Location
- Cresco, IowaHoward, Winneshiek, and Chickasaw counties United States
- Coordinates: 43.374766, -92.102207

District information
- Type: Local school district
- Grades: K–12
- Established: 1960
- Superintendent: Ted Ihns
- Schools: 3
- Budget: $19,020,000 (2020-21)
- NCES District ID: 1914280

Students and staff
- Students: 1060 (2022-23)
- Teachers: 85.04 FTE
- Staff: 85.75 FTE
- Student–teacher ratio: 12.46
- Athletic conference: Northeast Iowa
- District mascot: Cadets
- Colors: Blue and White

Other information
- Website: www.howard-winn.k12.ia.us

= Howard–Winneshiek Community School District =

Public school district in Cresco, Iowa, United States

Howard–Winneshiek Community School District is a rural public school district headquartered in Cresco, Iowa.

It is mostly in Howard and Winneshiek counties, with a small section in Chickasaw County. It serves Cresco, Chester, Elma, Lime Springs, and Ridgeway. It has a total of 434 sqmi of land.

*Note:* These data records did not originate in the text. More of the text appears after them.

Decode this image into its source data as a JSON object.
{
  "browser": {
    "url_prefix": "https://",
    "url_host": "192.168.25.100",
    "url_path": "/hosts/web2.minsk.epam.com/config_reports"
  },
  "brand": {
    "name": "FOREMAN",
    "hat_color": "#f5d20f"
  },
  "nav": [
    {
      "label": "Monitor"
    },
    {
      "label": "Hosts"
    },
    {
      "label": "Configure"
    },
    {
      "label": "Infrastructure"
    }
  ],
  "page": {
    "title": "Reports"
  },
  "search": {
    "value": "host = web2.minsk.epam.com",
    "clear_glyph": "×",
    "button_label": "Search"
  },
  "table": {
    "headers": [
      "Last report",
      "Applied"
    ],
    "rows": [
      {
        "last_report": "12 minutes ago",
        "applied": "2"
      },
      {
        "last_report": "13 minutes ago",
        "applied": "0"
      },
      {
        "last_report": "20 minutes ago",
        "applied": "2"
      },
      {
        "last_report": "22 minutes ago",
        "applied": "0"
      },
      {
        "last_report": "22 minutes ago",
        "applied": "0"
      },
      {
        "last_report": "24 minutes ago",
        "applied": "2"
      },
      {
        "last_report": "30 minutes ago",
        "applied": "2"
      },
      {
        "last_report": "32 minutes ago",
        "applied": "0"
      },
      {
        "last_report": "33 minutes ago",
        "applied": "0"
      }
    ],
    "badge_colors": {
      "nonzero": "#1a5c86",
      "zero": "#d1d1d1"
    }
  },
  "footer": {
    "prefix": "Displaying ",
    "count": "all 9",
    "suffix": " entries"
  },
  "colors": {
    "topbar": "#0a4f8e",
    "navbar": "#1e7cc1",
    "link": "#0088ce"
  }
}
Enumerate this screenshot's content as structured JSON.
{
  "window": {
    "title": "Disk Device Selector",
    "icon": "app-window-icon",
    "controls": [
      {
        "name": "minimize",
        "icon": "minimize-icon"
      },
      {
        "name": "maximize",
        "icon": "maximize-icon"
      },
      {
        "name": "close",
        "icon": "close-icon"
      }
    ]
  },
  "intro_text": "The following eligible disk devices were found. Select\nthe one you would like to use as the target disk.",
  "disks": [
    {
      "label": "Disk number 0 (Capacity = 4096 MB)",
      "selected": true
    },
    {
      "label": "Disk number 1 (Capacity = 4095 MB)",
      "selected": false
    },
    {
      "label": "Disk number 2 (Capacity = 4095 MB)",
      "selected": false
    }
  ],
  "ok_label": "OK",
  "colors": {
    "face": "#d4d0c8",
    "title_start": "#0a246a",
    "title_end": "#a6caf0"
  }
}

Circa 2003, it was the third largest school district in the state in terms of land area.

==History==
The district was formed from the merger of the Cresco, Lime Springs/Chester, Elma, and Ridgeway school districts, opening on July 1, 1960.

The high school was called Crestwood High School. Crestwood Elementary/Junior High School were also in Cresco, Lime Springs/Chester Elementary, in Lime Springs, and Elma Elementary, in Elma. For the 2014–15 school year, Elma Elementary will be preschool only. Lime Springs/Chester Elementary will only be a fourth-grade center; however, this will include every fourth-grader in the district (even those who would go to Crestwood Elementary, being bused to Lime Springs for class. Every other grade from Elma, Lime Springs, and Chester will be bussed to the Cresco center. This is all due in part to the ending of the"doubling up" classroom policy by the Howard–Winneshiek Community School District. Howard County is mostly rural. These counties are suffering from population decline, which also contributes to the changes. Also beginning with the 2014–15 school year, children in Elma will have the open enrollment choice: their parents be able to decide if they want them at Howard–Winn, or Riceville. The communities of Ridgeway and Protivin currently have an open enrollment policy that allows kids to go to Howard–Winneshiek. The policy in Ridgeway allows students to go to either Howard–Winneshiek or Decorah. In Protivin, it allows kids to either go to Howard–Winneshiek or Turkey Valley. In both communities, the children are split between choices about half. The Howard–Winneshiek community school district had an Elementary school in Ridgeway that closed its doors after the 2009–10 school year. Until 2010, Elma, Lime Springs/Chester, and Ridgeway were all K–6 centers. Beginning in 2010, children in Ridgeway obtained the open enrollment choice, and Elma and Lime Springs/Chester were cut back to K–5.

In 2013 John Carver, the superintendent, stated that the district needed to improve technology in the curriculum.

In 2014 a proposal to rename the district Crestwood Community School District was submitted. The district's advisory committee decided against it, and on a 4-1 basis the district board voted against the proposal.

==Schools==
- Crestwood Secondary School
- Crestwood Elementary School
- Crestwood Early Childhood Center

Former schools:
- Cresco Fairrgrounds Elementary School (grades 1–3)
- Elma Elementary School (grades K–6)
- Lime Springs-Chester Elementary School (grades K–6)
- Ridgeway Elementary School (grades K–6)

In 2015 the district board voted to close the Lime Springs-Chester Elementary School on a 4-1 basis.

In 2013 the district board voted to close Elma Elementary School; Lime Springs-Chester remained open as the facilities in Cresco could not hold all grades.

In 2008 Ridgeway Elementary School closed. The Ridgeway city government bought the school in 2010. In 2011 Sherill and Jeff Ryan bought the school and converted it into a shrimp farm.

==Transportation==
Circa 2003 fewer than 68% of the students traveled to/from school by bus.